By the winter months, EQT anticipates a stronger forward market to provide opportunities to lock in higher prices for next year. Beyond that, though, the company is weighing the flexibility value that unhedged production creates for possible, future production curtailments.
"We're going to see the pricing volatility every year in the shoulder seasons," Rice said. "So [shut in] opportunities are going to present themselves... as we deleverage our business, that gives us more flexibility to incorporate [these moves] into our base operating model."
Recent cancellation of Dominion Energy's 1.5 Bcf/d Atlantic Coast Pipeline is giving EQT additional cause for optimism heading into 2021, when EQT's competing joint-venture project – the 2 Bcf/d Mountain Valley Pipeline – is expected to enter service, offering egress for Appalachia gas to more premium demand markets in the Southeast.
"Customers that signed up for that project are still looking for that gas and MVP is going to be a good outlet for that," Rice said.

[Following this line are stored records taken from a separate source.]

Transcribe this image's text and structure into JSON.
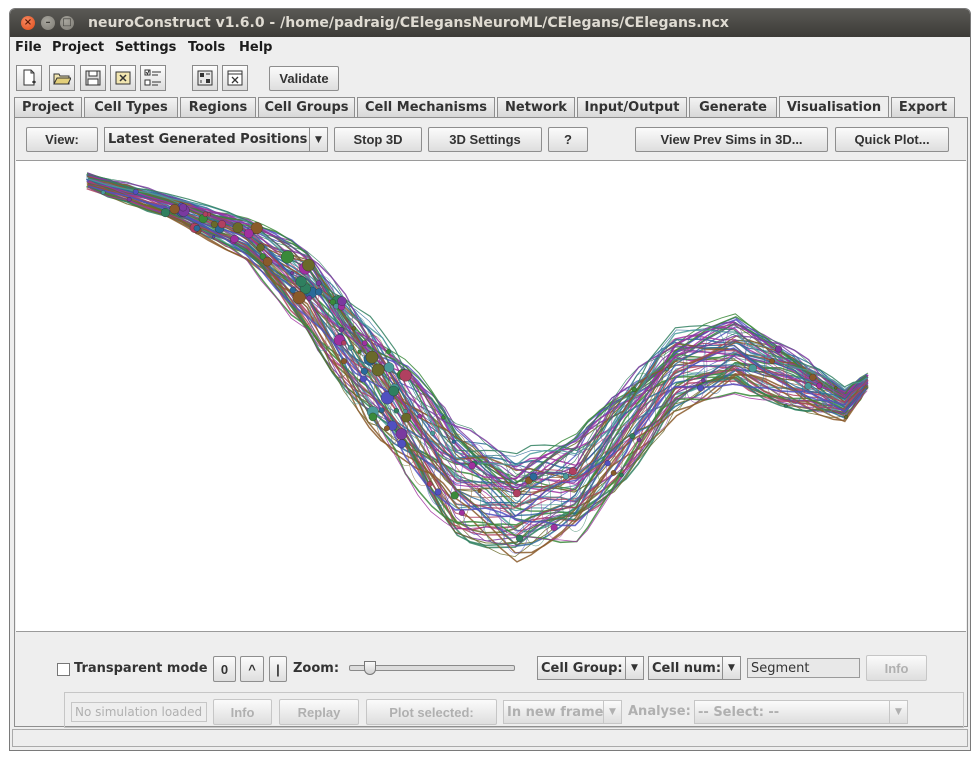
{
  "window": {
    "title": "neuroConstruct v1.6.0 - /home/padraig/CElegansNeuroML/CElegans/CElegans.ncx",
    "close_glyph": "×",
    "min_glyph": "–",
    "max_glyph": "□"
  },
  "menu": [
    "File",
    "Project",
    "Settings",
    "Tools",
    "Help"
  ],
  "toolbar": {
    "icons": [
      "new-project-icon",
      "open-project-icon",
      "save-project-icon",
      "close-project-icon",
      "preferences-icon",
      "generate-icon",
      "exit-icon"
    ],
    "validate_label": "Validate"
  },
  "tabs": [
    "Project",
    "Cell Types",
    "Regions",
    "Cell Groups",
    "Cell Mechanisms",
    "Network",
    "Input/Output",
    "Generate",
    "Visualisation",
    "Export"
  ],
  "active_tab": "Visualisation",
  "view_bar": {
    "view_label": "View:",
    "view_selected": "Latest Generated Positions",
    "stop3d_label": "Stop 3D",
    "settings3d_label": "3D Settings",
    "help_label": "?",
    "prev_sims_label": "View Prev Sims in 3D...",
    "quick_plot_label": "Quick Plot..."
  },
  "controls": {
    "transparent_label": "Transparent mode",
    "transparent_checked": false,
    "zero_label": "0",
    "up_label": "^",
    "bar_label": "|",
    "zoom_label": "Zoom:",
    "zoom_level": 0.1,
    "cell_group_label": "Cell Group:",
    "cell_num_label": "Cell num:",
    "segment_value": "Segment",
    "info_label": "Info"
  },
  "sim_controls": {
    "no_sim_placeholder": "No simulation loaded",
    "info_label": "Info",
    "replay_label": "Replay",
    "plot_selected_label": "Plot selected:",
    "new_frame_value": "In new frame",
    "analyse_label": "Analyse:",
    "select_value": "-- Select: --"
  },
  "colors": {
    "accent_title": "#3c3b37",
    "neuron_colors": [
      "#3a8a3a",
      "#7a3aa0",
      "#2a6a9a",
      "#b04060",
      "#4a9a9a",
      "#6a6a2a",
      "#8a5a2a",
      "#5050c0",
      "#2f7f5f",
      "#a030a0"
    ]
  }
}
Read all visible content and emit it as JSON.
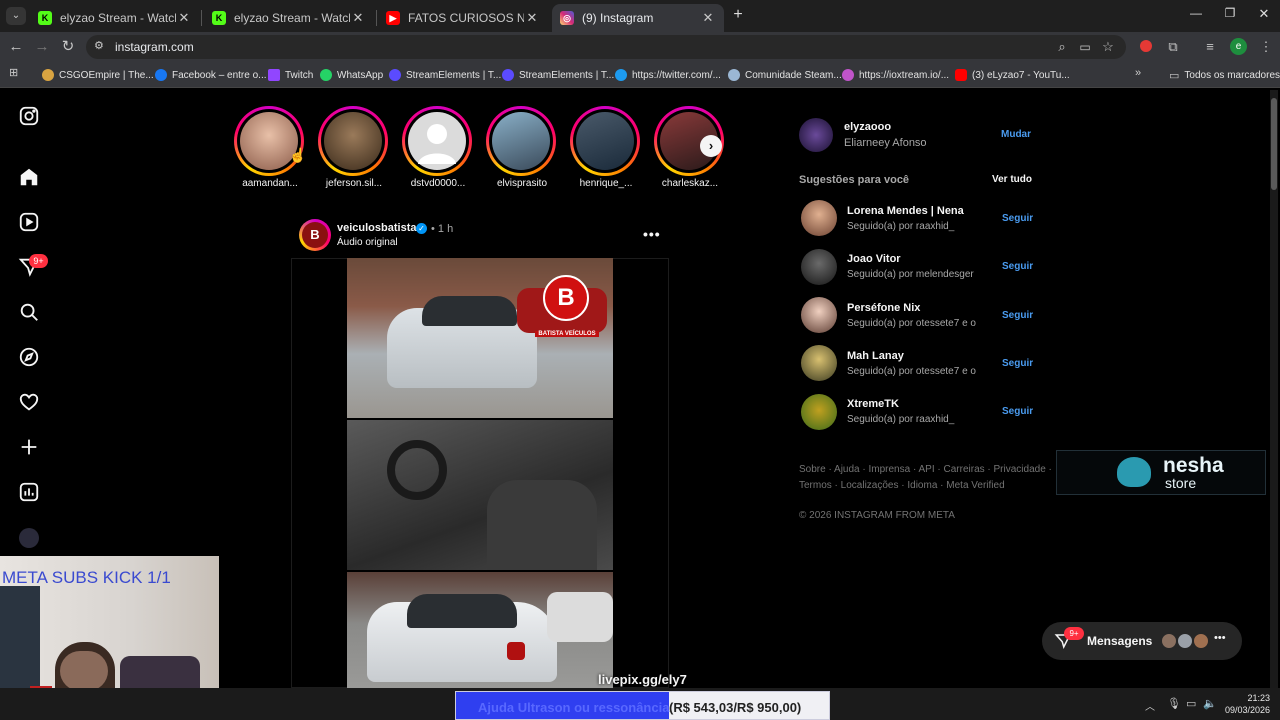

Rice and other executives are currently in negotiation with shippers and end-users interested in acquiring EQT's firm transportation capacity, as they look to supply new gas-fired generation and LDCs in the Southeast.
Given the increasingly challenging environment for pipeline development in the Northeast, Rice expects MVP could be the last major production takeaway pipeline to be built out of Appalachia – a dawning reality that's likely to increase the value of MVP's capacity going forward.
For now, EQT plans to hold its MVP capacity as a hedge against potential basis dislocations in Appalachia, which have pushed cash prices at hubs such as Dominion South below $1/MMBtu – sometimes for extended periods. Considering its outlook for stagnant to possibly weaker Appalachian production over the near term, though, EQT appears more inclined to sell its MVP capacity – at the right price.